‘Internet of Everything’ to roll out over the next 10 years: Cisco

Rajesh Kurup Recently in Boston | Updated on March 12, 2018

Padmasree Warrior

“There is a need to ‘connect the unconnected’, whether it is using 3G, 4G or Wi-Fi.” – Padmasree Warrior of Cisco

Regarded to be one of the most powerful women in the Silicon Valley, Padmasree Warrior has a huge responsibility at Cisco Systems, the world’s largest computer networking gear manufacturer.

The 51-year-old helps drive technology and operational innovations, oversees strategic partnerships and M&As to name a few.

The Chief Technology and Strategy Officer at Cisco Systems is also a contender for the company’s Chief Executive Officer’s post, with its Chairman and CEO John Chambers, 63, planning to step down.

Warrior, who had joined the company in 2007 from Motorola, is also in charge of mergers and acquisitions, and has also led the San Jose-headquartered company through 14 acquisitions in the past 12 months. In a tête-à-tête with Business Line, she talks about the company’s vision of Internet of Everything, acquisition strategy and importance of India as a market. Excerpts:

What do you think are the technologies that would gain ground in a country like India where 2G scripted a success story, while 3G is struggling and 4G faces an uncertain fate?

In India, it wouldn’t be a single technology, but a combination. In some cases, it would be enhancements of 2G combined with Wi-Fi, while in certain cases it would be 3G with higher bandwidth and faster speed, and with users moving over to mobile Internet it could be 4G also. It could even be Wi-Fi or some kind of a combination such as unlicensed spectrum with Wi-Fi.

Does technology really matter to the user?

For the user, it doesn’t matter whether he is getting access on Wi-Fi, 3G or 2G networks. What matters is good connectivity and as a technology provider our job is to hide the complexity of the technology.

Earlier, you were looking at WiMax to ‘connect to the unconnected’. But it did not take off as expected?

Yes, Wimax has not taken off as much as we thought. I think, at that time, when we were talking, Wi-Fi had limited capability but today we offer a lot of Wi-Fi capability to number of operators. So it’s sort of bridging the gap.

Regardless of the technology, we at Cisco believe that there is a need to ‘connect the unconnected’, whether it is using 3G, 4G or Wi-Fi. We are working on enabling heterogeneous access across different technologies. The basic need to ‘connect to unconnected’ still remains.

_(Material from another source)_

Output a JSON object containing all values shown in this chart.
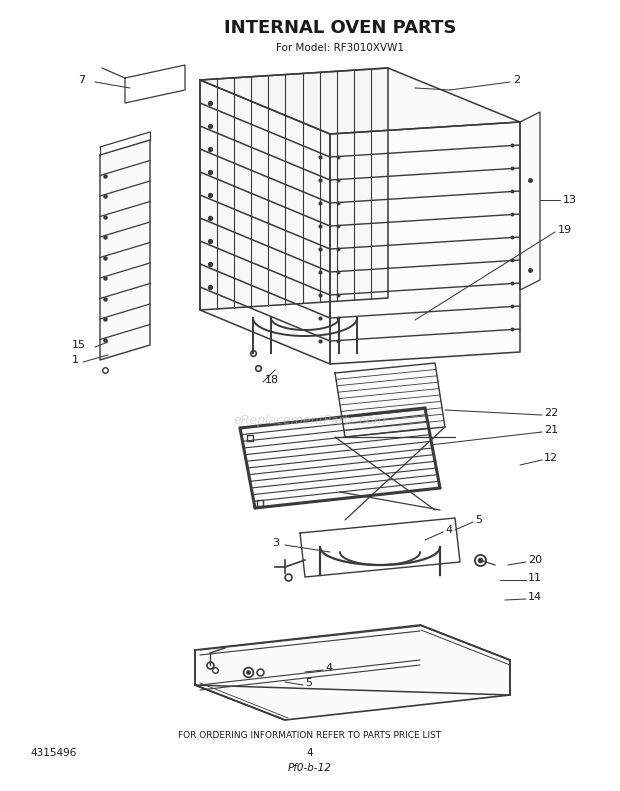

Cisco is now talking about Internet of Everything, the next phase of evolution of the Internet. How long will this take to become a reality?

What we were talking about is that the Internet will evolve to the next phase, which we are calling the Internet of Everything.

We can’t say how long will it last or how long will it take. The first phase of Internet was probably in the 80s, which was providing basic connectivity such as e-mail.

I don’t think we are saying that IoE will replace how the Internet has served us so far. So, I think from our perspective, the IoE will rollout over the next 10 years.

Cisco has acquired more than 160 companies of which 14 were bought in the last 12 months. What is the strategy going forward?

All the 14 acquisitions (in last 12 months) were in cloud, recurring revenues and software, and this could be an indication of directionally where we are headed. We are looking at acquisitions from a talent perspective or capability perspective.

What are the sectors video technologies could be put to use in India?

Video would be an enabler in changing education in India, while it would also find applications in the retail sector. India is a little bit behind in smart grid technology, while China and Europe are much ahead in smart grid technology. We have a strong presence in video. Moreover, we are looking at enabling video on the cloud, in addition to having a premise-based solution like Telepresence.

How important is India to Cisco?

India is a great market for us and we have a lot of latent based in India, especially in engineering, and we continue to grow that. We are not just doing product support in India, but are developing some major platforms also. It’s also an important R&D centre. We are looking at solutions for education and healthcare, and it’s not just in India, emerging countries are key priorities.


(This correspondent was in Boston at the invitation of Cisco.)